The Pension Protection Fund (PPF) is a statutory fund in the United Kingdom, intended to protect members if their defined benefits pension fund becomes insolvent. It was created under the Pensions Act 2004. The Board of the PPF is a statutory corporation responsible for managing the Fund and for making payments to members.
The PPF started on 6 April 2005 in response to public concern that when employers sponsoring defined benefit pension schemes became insolvent, scheme members could lose some or all of their pension if the scheme was underfunded.
Besides offering compensation to those pension scheme members affected by insolvencies the Government hoped that the existence of the PPF would improve confidence in pension schemes generally.
As the only defined benefit pension scheme permitted to increase pensions each year below the statutory minimum, the PPF generally pays lower benefits over a person's lifetime than the member would have received had their scheme remained solvent.
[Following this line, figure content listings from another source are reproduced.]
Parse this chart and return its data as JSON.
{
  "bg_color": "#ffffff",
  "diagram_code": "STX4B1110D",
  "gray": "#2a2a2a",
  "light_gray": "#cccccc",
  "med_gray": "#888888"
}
However, without the PPF, these same members might have received little or no pension from their insolvent pension scheme.
The Board of the PPF has also taken over responsibility for managing the Fraud Compensation Fund, which will provide compensation to members of pension schemes who lose their entitlements due to Fraud. The PPF is chaired by Arnold Wagner OBE and the previous chair between April 2010 – June 2016 was Barbara, Lady Judge,. The chief executive since March 2018 is Oliver Morley.